Of course, this is not to say that Hansen’s book should be read as supernatural horror (hmm…). But the questions New Philosophy for New Media raises are not dissimilar. Despite the plethora of books about new media, Hansen’s book offers a unique perspective by focusing on what is perhaps the paradigmatic new media artifact——the ‘digital image.’ But for Hansen, the digital image is neither an abstract number (a collection of bits) nor a paradoxical thingless thing (a Photoshop file). The digital image is, instead, a process, a sort of processual singularity that encompasses the process of perceiving as well. Neither ‘number’ nor ‘object,’ the digital image ‘can no longer be restricted to the level of surface appearance, but must be extended to encompass the entire process by which information is made perceivable through embodied experience’ (10). This is the core of Hansen’s approach to new media. While many studies focus on the technical details of digital artifacts, Hansen suggests that such approaches dissociate the perceiving body from the image——a process that, he argues, is constitutive of perception itself. While many studies obsess over the ontological problems raised by digital technology (in terms of simulation and so on), Hansen focuses on the co-evolution of embodied cognition (perception-as-filtering) and the ways that ‘information processing’ always points to an instance of embodiment——even if to radically transform it.

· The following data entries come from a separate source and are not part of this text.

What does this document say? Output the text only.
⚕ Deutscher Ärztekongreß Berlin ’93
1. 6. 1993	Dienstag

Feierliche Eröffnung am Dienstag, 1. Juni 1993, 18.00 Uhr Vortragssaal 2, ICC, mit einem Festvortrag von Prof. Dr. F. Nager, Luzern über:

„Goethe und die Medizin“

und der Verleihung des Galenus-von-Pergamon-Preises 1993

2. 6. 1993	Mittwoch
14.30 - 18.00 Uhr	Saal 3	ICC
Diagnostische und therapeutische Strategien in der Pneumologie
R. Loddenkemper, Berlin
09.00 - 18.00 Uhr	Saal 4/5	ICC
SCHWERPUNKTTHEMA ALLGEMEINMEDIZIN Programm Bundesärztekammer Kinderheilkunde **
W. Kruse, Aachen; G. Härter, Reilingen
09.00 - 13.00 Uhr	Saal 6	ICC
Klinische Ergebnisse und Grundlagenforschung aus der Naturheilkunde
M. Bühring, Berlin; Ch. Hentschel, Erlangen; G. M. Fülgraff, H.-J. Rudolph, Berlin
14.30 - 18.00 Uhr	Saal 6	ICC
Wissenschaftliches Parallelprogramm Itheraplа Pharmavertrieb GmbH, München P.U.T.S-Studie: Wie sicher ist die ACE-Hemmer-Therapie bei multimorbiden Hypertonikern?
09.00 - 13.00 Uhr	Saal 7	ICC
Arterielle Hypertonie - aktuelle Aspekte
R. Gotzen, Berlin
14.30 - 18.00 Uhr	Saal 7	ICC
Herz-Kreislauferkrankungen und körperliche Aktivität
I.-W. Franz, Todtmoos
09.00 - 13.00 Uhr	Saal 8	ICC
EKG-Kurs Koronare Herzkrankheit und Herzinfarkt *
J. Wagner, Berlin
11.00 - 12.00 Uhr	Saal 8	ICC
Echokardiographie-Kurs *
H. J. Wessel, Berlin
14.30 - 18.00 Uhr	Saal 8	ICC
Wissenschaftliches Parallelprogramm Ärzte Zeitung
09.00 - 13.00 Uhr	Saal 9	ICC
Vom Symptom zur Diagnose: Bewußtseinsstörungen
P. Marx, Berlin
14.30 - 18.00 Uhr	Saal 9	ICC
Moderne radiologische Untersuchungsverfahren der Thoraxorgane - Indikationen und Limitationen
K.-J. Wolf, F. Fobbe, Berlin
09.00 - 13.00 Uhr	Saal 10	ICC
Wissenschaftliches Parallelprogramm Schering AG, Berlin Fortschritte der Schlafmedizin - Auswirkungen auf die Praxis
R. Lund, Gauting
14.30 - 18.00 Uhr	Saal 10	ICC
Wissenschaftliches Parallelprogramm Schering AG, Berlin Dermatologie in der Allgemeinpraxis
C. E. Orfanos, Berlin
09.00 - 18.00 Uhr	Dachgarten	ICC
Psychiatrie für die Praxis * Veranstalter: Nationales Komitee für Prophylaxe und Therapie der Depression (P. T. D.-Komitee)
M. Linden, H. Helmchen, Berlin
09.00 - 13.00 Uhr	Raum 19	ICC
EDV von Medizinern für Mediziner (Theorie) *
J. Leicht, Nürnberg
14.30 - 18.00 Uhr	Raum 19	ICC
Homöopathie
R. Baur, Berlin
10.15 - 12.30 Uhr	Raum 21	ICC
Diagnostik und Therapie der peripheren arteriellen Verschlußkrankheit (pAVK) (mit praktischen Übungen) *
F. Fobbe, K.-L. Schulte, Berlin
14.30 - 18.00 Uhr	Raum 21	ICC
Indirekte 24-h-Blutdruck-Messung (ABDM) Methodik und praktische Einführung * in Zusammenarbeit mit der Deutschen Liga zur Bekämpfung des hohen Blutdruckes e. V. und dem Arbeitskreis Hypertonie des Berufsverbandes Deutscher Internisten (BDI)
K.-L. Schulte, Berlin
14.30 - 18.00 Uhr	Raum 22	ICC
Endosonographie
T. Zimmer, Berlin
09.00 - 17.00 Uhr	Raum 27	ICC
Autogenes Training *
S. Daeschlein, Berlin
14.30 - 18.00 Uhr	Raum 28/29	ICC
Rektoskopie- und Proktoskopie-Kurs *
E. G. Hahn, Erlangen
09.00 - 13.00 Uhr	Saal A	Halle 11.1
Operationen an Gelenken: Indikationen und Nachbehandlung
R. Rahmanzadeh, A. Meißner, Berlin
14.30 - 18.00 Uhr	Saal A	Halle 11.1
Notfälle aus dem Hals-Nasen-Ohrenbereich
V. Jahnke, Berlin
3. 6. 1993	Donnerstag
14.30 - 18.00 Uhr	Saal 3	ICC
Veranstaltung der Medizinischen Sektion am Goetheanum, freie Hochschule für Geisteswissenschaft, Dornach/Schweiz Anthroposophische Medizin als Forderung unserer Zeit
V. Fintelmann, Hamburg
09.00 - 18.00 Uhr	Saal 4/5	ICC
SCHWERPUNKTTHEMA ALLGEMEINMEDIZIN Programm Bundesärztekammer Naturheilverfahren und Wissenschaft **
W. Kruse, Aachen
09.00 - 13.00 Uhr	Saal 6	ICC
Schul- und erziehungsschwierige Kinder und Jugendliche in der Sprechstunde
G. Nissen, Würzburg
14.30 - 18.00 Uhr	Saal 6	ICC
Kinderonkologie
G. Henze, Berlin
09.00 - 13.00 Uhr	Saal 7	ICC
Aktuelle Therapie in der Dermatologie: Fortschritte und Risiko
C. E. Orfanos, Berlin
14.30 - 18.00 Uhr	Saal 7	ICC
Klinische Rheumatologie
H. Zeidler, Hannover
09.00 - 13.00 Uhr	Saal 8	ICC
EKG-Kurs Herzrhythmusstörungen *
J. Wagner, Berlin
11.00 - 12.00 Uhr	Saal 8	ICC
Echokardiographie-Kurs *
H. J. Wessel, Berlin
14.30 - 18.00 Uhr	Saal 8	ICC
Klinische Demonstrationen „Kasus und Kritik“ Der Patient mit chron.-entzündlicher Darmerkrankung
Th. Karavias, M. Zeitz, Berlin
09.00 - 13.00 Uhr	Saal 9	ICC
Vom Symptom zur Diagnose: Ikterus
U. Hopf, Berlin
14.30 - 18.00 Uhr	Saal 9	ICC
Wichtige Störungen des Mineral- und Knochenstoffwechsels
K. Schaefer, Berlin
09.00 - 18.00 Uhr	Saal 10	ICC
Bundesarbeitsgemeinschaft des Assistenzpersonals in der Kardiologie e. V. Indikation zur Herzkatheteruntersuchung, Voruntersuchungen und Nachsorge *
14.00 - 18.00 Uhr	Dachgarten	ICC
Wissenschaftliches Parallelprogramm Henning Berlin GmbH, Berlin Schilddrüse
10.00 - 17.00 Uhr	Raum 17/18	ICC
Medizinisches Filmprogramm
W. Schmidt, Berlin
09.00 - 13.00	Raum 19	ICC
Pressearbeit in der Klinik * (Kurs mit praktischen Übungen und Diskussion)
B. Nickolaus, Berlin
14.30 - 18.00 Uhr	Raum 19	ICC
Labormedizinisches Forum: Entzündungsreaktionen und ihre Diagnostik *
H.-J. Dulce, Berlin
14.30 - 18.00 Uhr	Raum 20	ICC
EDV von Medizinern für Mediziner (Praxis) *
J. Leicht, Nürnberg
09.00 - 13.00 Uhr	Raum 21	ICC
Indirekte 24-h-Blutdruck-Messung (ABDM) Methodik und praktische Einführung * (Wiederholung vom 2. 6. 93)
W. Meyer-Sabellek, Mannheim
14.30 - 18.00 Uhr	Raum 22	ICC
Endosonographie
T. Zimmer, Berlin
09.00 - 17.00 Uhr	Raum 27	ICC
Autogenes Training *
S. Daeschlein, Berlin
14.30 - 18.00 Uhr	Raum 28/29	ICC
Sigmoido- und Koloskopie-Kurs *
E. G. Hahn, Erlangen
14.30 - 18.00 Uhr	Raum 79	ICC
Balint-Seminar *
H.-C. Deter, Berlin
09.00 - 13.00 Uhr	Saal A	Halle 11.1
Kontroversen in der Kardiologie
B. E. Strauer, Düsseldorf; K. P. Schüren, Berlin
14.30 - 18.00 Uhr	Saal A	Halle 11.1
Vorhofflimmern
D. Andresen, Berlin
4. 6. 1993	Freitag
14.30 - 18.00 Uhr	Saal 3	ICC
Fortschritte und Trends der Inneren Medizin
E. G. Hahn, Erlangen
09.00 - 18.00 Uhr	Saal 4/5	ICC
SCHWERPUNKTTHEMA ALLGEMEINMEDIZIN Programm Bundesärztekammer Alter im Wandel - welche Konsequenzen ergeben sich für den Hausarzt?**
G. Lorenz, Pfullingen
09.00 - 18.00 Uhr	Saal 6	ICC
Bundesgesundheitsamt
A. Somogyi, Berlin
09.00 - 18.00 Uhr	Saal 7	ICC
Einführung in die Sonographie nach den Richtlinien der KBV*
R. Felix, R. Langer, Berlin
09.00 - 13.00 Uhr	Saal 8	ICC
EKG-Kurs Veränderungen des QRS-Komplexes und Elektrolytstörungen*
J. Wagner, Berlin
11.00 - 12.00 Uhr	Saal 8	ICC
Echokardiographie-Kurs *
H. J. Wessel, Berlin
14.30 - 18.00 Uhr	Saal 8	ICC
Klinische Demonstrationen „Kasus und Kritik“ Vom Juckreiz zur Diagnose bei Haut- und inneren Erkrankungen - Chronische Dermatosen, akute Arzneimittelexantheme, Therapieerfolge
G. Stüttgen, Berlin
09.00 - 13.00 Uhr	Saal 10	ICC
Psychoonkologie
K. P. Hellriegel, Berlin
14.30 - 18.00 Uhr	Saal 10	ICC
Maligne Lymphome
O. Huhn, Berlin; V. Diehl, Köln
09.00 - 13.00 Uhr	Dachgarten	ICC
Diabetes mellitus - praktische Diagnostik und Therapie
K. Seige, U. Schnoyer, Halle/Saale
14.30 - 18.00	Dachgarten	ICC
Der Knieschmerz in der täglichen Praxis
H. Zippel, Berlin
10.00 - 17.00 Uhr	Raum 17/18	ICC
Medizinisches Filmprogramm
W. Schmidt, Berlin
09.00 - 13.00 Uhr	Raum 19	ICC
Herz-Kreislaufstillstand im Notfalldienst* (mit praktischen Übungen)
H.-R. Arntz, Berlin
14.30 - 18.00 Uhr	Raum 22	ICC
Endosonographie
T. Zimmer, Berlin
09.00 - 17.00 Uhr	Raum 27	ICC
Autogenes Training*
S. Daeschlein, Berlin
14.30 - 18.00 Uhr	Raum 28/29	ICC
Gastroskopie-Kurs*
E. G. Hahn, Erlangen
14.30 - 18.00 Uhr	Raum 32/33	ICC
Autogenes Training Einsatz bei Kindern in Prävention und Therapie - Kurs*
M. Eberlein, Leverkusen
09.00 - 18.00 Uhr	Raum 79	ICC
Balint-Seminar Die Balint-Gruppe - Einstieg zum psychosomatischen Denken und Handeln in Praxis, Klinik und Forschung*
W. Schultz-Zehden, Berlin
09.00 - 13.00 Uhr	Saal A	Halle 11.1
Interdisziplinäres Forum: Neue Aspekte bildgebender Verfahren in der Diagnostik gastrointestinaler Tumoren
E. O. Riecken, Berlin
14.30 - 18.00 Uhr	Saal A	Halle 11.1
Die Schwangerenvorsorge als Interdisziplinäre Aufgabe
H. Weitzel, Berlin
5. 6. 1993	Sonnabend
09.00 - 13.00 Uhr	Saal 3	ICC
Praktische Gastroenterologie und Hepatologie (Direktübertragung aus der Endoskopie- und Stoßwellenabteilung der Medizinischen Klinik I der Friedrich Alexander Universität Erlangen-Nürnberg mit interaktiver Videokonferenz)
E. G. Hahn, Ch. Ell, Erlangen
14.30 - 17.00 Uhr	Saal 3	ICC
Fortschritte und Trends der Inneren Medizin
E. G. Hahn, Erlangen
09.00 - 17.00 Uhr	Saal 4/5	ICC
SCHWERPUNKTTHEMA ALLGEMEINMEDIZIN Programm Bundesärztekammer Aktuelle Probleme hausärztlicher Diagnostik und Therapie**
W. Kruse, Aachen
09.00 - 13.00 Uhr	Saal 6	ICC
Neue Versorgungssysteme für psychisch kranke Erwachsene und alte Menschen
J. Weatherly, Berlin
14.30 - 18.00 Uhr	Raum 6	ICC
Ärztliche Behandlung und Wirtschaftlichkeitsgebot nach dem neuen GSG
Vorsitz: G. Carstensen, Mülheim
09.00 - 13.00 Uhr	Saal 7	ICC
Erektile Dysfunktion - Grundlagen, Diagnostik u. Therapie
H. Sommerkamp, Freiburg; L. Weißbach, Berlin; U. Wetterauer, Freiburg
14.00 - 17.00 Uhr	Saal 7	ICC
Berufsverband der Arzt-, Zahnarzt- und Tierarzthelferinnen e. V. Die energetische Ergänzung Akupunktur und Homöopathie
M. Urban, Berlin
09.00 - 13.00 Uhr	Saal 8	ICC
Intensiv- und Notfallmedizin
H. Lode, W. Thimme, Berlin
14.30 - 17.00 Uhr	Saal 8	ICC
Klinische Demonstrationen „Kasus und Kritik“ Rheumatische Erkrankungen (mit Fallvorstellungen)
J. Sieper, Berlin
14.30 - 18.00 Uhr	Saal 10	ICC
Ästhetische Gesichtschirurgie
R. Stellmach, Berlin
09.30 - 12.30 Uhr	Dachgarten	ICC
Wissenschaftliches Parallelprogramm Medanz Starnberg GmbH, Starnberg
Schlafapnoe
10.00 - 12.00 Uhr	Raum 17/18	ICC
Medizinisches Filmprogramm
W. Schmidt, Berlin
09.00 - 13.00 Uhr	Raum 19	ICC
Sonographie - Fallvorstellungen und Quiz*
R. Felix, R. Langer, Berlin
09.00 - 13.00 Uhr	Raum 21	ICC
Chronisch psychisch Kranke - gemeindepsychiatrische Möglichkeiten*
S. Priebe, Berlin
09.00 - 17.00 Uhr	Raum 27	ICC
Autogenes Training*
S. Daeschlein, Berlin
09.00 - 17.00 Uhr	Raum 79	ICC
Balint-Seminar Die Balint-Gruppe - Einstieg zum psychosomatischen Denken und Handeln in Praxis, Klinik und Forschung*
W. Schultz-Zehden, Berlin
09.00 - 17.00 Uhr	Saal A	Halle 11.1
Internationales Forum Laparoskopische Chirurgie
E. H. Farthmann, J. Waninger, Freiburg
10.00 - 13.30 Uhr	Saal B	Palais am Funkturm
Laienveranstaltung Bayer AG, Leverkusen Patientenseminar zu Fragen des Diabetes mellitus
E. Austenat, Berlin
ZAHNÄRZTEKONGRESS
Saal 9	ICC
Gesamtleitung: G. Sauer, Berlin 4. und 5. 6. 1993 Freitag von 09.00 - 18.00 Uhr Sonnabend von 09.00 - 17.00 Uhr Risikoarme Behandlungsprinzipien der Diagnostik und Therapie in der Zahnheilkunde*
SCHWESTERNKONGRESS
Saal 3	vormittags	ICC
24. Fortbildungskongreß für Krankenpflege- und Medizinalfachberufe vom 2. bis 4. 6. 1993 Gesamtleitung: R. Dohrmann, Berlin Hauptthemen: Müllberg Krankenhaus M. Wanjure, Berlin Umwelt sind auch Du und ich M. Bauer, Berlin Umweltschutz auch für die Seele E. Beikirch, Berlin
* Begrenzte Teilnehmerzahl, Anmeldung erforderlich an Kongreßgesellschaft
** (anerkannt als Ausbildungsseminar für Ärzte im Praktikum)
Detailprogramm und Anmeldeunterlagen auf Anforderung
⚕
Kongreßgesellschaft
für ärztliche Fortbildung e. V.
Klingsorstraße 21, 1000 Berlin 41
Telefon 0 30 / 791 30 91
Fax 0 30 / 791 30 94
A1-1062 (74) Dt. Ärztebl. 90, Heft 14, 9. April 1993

These orientations lead Hansen to explore the specific relation between new media and the role of embodiment. But Hansen’s use of the term ‘embodiment’ is complex. While he does acknowledge the rich use of the term in phenomenology, he is also equally interested in the viewpoints of cognitive science as well as the philosophy of Henri Bergson. In fact, Bergson’s notion of the perceiving body as a ‘center of indetermination’ is one of Hansen’s guiding motifs in his analyses of contemporary new media art works. This is played out in his concise and patient discussions of the works of Jeffrey Shaw, where the assumed correlation between body and image (immobile, receptive body + external object-trigger) is shown to be much more complex. In fact, Hansen’s progressive analysis leads to an emphasis on ‘affectivity’ that is, in a way, isomorphic with information processing. The readings of Robert Lazzarini’s piece skulls, Douglas Gordon’s video projections, and Bill Viola’s recent ‘digital portraits’ fleshes out this notion of affectivity: ‘the capacity of the body to experience itself as "more than itself" and thus to deploy its sensorimotor power to create the unpredictable, the experimental, the new’ (7).

I would be tempted to refer to Hansen’s New Philosophy for New Media as ‘Cinema 3: The Digital Image,’ if such a reference wasn’t going to place an undue burden and anxiety of influence on the author. And it would also be inaccurate, for, while Hansen engages deeply with Bergson’s work on perception and memory, he also reads Bergson against Deleuze. In the latter, Hansen sees a tendency to dissociate the image from the affectivity of embodiment and towards an abstract ‘time-image,’ from body to frame. In this sense Hansen’s book is actually poised between two theoretical traditions——phenomenology and structuralism, surface and structure, ‘experience’ and ‘pattern,’ flesh and number, body and algorithm, etc. Often discussions about new media fall to one side or the other of this polarization. Hansen’s book is unique in that it asks us how new media, or the ‘digital image’ challenge us to rethink embodiment in radical ways, ways that are uncannily ‘nonhuman.’ At the end of the day there is still someone watching. Even if that person watching is really actively filtering. Even if that person filtering is really engaged in the co-production of body and milieu. This is captured in Hansen’s selection of art works, all of which engage the notions of ‘computer vision’ or ‘machine time’ is a profoundly ambivalent way. There are lingering questions for me——the particular take on Deleuze, the role of the biological or neurobiological, the emphasis on the visual. But the most provocative question I draw from New Philosophy for New Media is not about art, or the image, or visual culture, but about ‘problem’ of sense. Is embodiment always ‘human,’ even——and especially——if it is not simply ‘technological’?